There's no GUI, but it's incredibly easy to set up data collection and just start collecting. Unlike ordinary web analytics tools, you're collecting everything. Tools like GA and Omniture throw away things like full URLs, full User-Agent strings and full referrer URLs, which means there's some times of questions you can't answer unless you were capturing the data the right way from the beginning.

As an example, I recently got asked to analyse our on-site search. Some of the searches are recorded in SiteCatalyst, but other aren't. Even though the keywords are included in the request URL every time, we're bang out of luck doing any keyword-level analysis on historical searches. If we had something like this recording data, the analysis would be tricky but possible using Hive.

Very cool stuff. If you're reading this on my blog site, you're already being recorded to it.

Introduction to web analytics reading list

I've got a new person starting who's a bit of an information sponge. In the lead up to him starting, I thought I'd put together a bit of a reading list to get him up to speed on web analytics, digital marketing and all the other things we look at.

Since this is probably generally applicable, I'll share it here. I'll continue adding to this as I think of new things.

  • Omniture SiteCatalyst: the gold standard of enterprise analytics, though gold isn't supposed to tarnish right?
  • Mixpanel: a new tool that captures every data point, and does amazing things with it.
  • KISSmetrics: next generation web analytics tool.
  • QuBit OpenTag: container tag management platform, to make all the tags manageable.

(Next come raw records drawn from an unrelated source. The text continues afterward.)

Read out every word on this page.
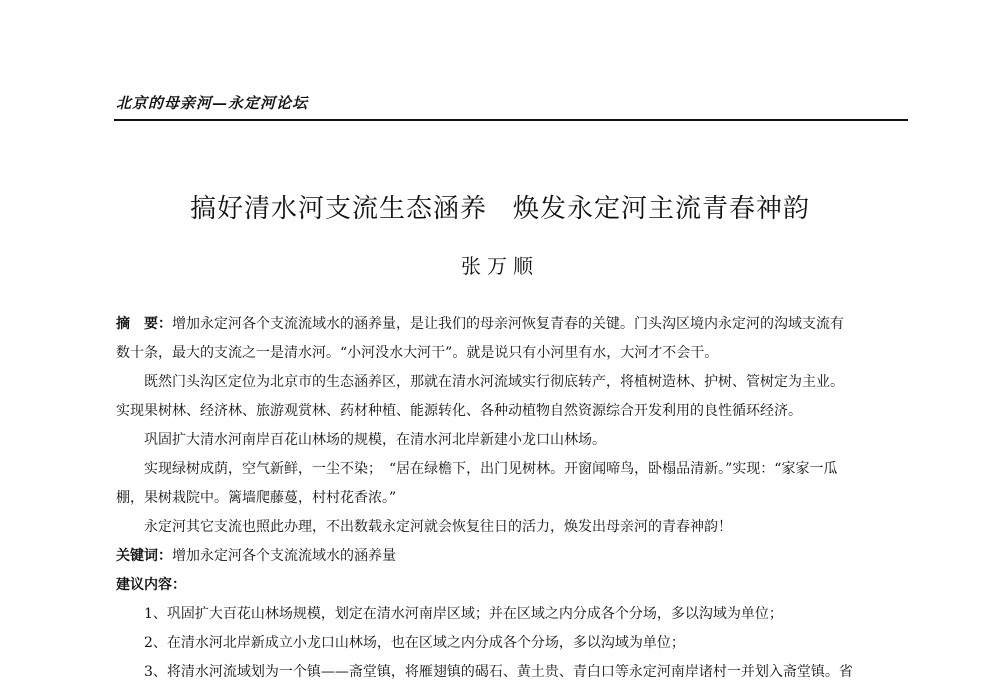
北京的母亲河—永定河论坛
搞好清水河支流生态涵养 焕发永定河主流青春神韵
张万顺
摘　要：增加永定河各个支流流域水的涵养量，是让我们的母亲河恢复青春的关键。门头沟区境内永定河的沟域支流有
数十条，最大的支流之一是清水河。“小河没水大河干”。就是说只有小河里有水，大河才不会干。
既然门头沟区定位为北京市的生态涵养区，那就在清水河流域实行彻底转产，将植树造林、护树、管树定为主业。
实现果树林、经济林、旅游观赏林、药材种植、能源转化、各种动植物自然资源综合开发利用的良性循环经济。
巩固扩大清水河南岸百花山林场的规模，在清水河北岸新建小龙口山林场。
实现绿树成荫，空气新鲜，一尘不染；　“居在绿檐下，出门见树林。开窗闻啼鸟，卧榻品清新。”实现：“家家一瓜
棚，果树栽院中。篱墙爬藤蔓，村村花香浓。”
永定河其它支流也照此办理，不出数载永定河就会恢复往日的活力，焕发出母亲河的青春神韵！
关键词：增加永定河各个支流流域水的涵养量
建议内容：
1、巩固扩大百花山林场规模，划定在清水河南岸区域；并在区域之内分成各个分场，多以沟域为单位；
2、在清水河北岸新成立小龙口山林场，也在区域之内分成各个分场，多以沟域为单位；
3、将清水河流域划为一个镇——斋堂镇，将雁翅镇的碣石、黄土贵、青白口等永定河南岸诸村一并划入斋堂镇。省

This one has a free offering so you can stick it on your own site and play with it.
  • Ghostery: (all browsers) find out what beacons are on any page
  • Collusion: (Firefox) who's tracking you online, and how do they overlap?
  • Omniture SiteCat debugger: (Chrome) what's being sent to SiteCat on the current page
  • Occam's Razor: Avinash Kaushik's always writing great stuff, great insight.
  • ClickZ: a broad look at the whole online marketing space.
  • Adam Greco: one of the gurus of SiteCatalyst implementation.
  • Andrew Chen: exciting stuff at the boundary of behavioural psychology and analytics. The new field of "Growth Hackers".
  • Which Test Won?: how good is your gut over an A/B test?
  • Nir and far: Another Growth Hacker with interesting things to say.


Quora topics

Only 52% of web analytics spend goes on staff

On average, only 52% of web analytics expenditure is spent on internal staff, a figure which has not changed since 2011. This is despite 40% of companies in 2011 having planned to increase their budget on staff to analyse web data, which highlights that finding the right people is proving a difficult challenge

This craziness has to stop. For every $1 you spend on analytics tools, you should be spending $2 on staff. Minimum. Otherwise you might as well use free tools, despite their limitations.

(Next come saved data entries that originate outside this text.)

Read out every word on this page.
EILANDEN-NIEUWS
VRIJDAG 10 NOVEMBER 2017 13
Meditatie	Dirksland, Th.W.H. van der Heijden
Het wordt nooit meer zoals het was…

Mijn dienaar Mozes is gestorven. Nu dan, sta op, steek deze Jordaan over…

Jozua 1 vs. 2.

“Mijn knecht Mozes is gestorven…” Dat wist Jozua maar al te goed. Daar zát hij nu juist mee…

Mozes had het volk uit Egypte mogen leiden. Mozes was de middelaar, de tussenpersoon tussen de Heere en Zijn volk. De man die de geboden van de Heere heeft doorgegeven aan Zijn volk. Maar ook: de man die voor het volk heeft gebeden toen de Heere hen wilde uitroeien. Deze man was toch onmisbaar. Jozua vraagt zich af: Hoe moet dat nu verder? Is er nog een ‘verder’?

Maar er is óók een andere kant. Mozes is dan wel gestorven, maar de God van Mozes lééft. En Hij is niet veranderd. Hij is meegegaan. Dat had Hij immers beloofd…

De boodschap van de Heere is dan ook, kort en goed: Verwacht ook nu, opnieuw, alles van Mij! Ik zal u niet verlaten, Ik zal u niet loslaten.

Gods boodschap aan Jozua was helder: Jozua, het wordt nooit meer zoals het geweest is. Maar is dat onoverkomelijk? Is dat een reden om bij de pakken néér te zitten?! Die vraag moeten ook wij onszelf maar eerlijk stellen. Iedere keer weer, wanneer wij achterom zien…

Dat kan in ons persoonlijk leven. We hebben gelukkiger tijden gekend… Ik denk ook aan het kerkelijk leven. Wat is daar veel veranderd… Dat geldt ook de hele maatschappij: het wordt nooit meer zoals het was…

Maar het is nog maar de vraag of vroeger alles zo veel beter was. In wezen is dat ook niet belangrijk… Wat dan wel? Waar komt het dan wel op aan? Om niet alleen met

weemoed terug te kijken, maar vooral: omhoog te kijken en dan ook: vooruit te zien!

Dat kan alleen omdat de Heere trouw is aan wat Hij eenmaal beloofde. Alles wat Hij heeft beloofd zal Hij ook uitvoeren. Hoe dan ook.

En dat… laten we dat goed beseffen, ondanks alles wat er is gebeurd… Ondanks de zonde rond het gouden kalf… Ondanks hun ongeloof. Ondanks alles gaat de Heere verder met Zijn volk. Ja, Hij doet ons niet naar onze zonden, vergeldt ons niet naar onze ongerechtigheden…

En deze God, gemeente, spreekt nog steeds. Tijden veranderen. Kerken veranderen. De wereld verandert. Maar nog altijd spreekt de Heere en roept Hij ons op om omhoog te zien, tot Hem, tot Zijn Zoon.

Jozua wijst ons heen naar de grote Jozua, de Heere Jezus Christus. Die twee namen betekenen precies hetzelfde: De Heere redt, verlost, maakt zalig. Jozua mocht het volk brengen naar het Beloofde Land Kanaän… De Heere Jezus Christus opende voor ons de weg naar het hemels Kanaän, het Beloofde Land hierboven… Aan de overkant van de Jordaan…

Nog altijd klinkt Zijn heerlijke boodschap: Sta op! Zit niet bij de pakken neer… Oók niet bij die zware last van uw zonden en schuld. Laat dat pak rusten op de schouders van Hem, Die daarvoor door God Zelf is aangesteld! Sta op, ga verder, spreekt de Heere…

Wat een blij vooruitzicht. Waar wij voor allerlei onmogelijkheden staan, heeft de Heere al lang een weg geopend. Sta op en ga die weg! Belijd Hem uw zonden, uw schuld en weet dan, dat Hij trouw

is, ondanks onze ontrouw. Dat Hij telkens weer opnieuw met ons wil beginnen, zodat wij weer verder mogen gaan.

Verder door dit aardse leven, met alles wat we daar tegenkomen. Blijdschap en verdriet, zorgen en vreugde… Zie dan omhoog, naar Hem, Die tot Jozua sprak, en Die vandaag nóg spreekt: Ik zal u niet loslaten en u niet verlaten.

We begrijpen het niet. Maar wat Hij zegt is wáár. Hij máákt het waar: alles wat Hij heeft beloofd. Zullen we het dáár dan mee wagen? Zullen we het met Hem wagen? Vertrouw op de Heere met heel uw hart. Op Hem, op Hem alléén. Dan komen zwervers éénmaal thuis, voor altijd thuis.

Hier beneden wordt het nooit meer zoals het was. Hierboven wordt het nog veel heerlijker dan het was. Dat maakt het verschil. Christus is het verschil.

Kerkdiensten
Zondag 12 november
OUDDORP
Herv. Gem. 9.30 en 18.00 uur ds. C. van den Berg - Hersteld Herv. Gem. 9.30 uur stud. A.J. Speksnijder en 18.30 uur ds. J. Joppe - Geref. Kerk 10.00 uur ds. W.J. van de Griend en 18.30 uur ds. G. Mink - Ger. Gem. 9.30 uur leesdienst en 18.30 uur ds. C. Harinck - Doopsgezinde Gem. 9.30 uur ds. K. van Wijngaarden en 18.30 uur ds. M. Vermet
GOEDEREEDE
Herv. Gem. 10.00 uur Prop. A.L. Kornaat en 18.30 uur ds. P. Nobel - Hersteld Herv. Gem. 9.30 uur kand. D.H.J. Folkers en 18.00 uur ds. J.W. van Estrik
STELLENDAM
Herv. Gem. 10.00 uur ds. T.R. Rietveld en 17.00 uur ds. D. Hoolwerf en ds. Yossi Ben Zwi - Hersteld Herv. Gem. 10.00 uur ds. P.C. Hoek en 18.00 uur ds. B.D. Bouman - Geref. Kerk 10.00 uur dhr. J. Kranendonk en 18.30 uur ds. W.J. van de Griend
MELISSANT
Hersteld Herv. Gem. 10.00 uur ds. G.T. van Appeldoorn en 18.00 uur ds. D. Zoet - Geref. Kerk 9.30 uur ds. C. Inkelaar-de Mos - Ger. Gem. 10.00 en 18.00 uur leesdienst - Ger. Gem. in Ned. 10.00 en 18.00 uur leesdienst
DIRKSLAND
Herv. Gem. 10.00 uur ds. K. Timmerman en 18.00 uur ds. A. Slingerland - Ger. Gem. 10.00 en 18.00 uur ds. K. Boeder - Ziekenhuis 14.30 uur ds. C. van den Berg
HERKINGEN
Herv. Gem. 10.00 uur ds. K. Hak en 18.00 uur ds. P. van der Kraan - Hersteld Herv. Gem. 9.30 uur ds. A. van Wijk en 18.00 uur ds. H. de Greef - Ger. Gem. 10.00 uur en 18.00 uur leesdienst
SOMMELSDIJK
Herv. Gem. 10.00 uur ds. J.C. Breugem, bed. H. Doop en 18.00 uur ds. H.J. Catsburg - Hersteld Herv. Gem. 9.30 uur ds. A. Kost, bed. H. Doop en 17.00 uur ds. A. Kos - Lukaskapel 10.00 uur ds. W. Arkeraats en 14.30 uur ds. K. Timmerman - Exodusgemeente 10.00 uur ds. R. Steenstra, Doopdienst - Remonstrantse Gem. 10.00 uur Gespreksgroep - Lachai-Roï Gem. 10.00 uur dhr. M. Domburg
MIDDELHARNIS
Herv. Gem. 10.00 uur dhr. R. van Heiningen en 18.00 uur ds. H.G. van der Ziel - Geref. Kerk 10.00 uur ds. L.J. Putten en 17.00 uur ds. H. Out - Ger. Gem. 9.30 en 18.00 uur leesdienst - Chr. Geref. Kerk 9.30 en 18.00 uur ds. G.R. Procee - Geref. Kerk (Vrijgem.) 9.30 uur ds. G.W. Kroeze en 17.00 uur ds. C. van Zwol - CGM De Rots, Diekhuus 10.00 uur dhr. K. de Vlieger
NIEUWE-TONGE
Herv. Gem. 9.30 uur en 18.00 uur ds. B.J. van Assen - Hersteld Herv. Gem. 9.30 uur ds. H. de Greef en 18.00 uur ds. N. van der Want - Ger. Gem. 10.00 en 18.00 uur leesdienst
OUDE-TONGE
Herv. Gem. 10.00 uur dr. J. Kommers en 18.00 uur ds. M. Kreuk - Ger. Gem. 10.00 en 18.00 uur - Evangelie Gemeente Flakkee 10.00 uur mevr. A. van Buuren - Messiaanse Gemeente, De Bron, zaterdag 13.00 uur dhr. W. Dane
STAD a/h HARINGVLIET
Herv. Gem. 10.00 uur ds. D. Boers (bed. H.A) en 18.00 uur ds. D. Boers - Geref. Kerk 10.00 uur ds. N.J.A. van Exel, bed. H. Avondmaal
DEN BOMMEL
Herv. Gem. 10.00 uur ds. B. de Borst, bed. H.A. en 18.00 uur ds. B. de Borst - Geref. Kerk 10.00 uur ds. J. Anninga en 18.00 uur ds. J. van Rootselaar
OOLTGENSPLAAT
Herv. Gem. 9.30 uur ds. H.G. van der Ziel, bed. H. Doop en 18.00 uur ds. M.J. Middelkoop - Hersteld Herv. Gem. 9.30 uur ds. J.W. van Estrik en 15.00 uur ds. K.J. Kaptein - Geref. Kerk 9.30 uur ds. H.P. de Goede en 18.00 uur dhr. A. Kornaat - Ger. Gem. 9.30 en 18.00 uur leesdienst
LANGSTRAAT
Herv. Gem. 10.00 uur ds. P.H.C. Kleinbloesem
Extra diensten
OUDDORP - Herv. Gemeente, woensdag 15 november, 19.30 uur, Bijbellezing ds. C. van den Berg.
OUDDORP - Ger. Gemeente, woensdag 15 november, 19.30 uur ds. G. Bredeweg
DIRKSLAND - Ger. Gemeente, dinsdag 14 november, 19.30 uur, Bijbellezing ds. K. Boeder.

What this stat shows is the effectiveness of analytics vendors' sales organisations. I've seen them in action and they're very impressive! One company I worked for spent 7 figures annually on its high-end analytics tool and had 1.5 analysts looking at the results and managing the implementation. Insanity!

The report brings up the skills shortage in our field. Something I plan to blog about later. We need to get better, as an industry, at cross-training people. On that note, I'm currently hiring junior web developers to cross-train as web analytics specialists.

How can you reliably work out a new "visit" to your sites?

How can you reliably determine if a particular page view on which your analytics code is running is a new arrival at your site? This is a difficult problem and I can't see any easy solution, so the "Direct" visit source will always be overreported along with all the other sources of inflation for that source.

I'm currently using this logic:
  • URL doesn't have a campaign code
  • Referrer is either blank or is from a domain that isn't in your list of internal domains

However this fails for links between HTTPS and HTTP pages within your own sites. When someone goes from a secure page to a non-secure page, the referrer is wiped out.

The only alternative I can think of is setting a cookie, but that won't work in my case because we have to support multiple domains.

The gold standard would be to send your beacons to a third party, which could apply some kind of time-based test to "direct" traffic to determine if it's truly "direct". That won't work in my current architecture.

Any ideas?